Nasr posiert mit Linken und Grünen, um die Union zu ärgern. Sie hofft auf Rot-Rot-Grün. Strategisch weitsichtig ist das nicht. Die Linke legt zwar in den Umfragen zu, weil es manchen gefällt, wie Reichinnek Maximal-Forderungen aufstellt und auf Tiktok zum „F…enfreitag“ anstößt. Doch das sind keine Stimmen aus der Mitte. Die kommen von frustrierten Wählern aus dem linken Lager, sind nichts anderes als linker Kannibalismus. Grüne und SPD verlieren indes an Stimmen.
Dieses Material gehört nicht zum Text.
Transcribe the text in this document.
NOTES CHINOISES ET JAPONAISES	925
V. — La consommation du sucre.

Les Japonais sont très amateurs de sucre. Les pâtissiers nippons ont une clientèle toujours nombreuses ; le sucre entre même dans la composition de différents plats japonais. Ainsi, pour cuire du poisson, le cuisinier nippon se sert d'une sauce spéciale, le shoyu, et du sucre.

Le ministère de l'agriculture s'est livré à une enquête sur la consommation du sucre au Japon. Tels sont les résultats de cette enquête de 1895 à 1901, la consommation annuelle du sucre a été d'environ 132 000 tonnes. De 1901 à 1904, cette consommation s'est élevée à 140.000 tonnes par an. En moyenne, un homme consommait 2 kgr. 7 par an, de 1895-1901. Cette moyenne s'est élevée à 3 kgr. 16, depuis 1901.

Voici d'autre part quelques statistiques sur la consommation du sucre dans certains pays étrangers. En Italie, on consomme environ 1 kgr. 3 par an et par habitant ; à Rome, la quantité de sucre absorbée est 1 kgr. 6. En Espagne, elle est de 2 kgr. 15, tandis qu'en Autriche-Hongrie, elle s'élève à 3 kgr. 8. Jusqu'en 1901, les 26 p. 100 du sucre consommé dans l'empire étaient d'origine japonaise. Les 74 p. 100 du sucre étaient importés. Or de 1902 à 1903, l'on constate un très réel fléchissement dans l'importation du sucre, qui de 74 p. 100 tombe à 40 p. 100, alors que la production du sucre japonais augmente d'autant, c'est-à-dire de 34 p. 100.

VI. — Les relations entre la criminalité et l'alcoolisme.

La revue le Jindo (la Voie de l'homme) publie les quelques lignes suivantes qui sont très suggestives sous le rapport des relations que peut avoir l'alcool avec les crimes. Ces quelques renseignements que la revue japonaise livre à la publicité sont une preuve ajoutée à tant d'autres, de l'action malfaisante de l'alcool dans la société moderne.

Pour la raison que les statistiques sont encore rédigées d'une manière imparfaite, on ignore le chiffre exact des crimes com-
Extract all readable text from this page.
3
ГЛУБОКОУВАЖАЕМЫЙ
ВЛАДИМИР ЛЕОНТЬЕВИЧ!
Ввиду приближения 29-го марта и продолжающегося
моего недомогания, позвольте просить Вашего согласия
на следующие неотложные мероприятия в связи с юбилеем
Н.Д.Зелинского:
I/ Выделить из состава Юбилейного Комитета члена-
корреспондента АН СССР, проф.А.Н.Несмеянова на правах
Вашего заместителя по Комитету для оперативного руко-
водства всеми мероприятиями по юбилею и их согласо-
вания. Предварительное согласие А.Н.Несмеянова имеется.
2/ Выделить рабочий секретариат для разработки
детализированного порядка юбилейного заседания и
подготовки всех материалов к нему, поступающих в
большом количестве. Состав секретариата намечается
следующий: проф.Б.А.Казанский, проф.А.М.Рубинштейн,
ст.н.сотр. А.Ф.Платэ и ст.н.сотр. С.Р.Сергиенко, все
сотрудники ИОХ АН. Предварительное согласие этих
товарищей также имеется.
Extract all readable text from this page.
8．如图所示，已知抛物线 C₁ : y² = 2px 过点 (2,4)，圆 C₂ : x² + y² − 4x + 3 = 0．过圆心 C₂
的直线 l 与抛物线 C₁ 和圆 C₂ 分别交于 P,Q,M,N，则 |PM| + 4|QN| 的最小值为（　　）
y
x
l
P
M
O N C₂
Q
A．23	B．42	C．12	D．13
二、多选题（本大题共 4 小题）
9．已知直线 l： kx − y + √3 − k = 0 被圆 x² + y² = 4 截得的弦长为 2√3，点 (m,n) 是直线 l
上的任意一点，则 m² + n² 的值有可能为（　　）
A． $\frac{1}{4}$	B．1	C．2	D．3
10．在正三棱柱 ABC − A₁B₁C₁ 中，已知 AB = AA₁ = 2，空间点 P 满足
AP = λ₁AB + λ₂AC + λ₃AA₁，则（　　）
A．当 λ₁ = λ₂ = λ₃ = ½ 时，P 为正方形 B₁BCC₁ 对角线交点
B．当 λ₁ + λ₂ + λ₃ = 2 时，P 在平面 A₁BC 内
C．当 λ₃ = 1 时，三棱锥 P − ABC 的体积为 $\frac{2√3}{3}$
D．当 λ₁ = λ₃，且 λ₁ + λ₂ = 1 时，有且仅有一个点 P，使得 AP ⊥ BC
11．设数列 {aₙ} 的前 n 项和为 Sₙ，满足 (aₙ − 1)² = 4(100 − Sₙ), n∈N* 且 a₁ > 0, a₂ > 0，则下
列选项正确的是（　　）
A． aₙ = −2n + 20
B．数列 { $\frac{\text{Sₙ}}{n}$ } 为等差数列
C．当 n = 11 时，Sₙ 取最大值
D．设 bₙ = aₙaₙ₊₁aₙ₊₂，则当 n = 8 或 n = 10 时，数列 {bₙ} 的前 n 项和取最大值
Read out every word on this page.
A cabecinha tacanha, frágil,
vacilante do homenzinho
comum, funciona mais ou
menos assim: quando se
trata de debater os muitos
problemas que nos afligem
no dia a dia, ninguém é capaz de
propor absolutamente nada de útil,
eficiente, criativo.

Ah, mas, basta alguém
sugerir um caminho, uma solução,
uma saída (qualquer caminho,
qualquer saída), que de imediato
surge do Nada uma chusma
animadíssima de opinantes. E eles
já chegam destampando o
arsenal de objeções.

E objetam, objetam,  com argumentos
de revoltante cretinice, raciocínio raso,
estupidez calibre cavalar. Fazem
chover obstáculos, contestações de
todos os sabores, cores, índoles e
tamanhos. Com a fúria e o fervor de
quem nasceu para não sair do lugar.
Weil sie den Bürgern in drei Jahren Ampel ein anschauliches Beispiel dafür gegeben haben, wohin grün-linke Wirtschaftspolitik führt. Wollen die Sozialdemokraten die verlorenen Stimmen zurückgewinnen, indem sie versuchen, den Bürgern zu erklären, der Erhalt der „Brandmauer“ sei für die wichtiger, als ihr Job, ihr Haus, die Sicherheit der Grenzen gegen bewaffnete und unbewaffnete Eindringlinge – dann hat die SPD nicht einmal die strategische Weitsicht einer knienden Ameise in nebliger Nacht. Dann wird auch bisher Undenkbares denkbar – etwa das vorzeitige Aus einer Regierung in der ersten Hälfte der Wahlperiode.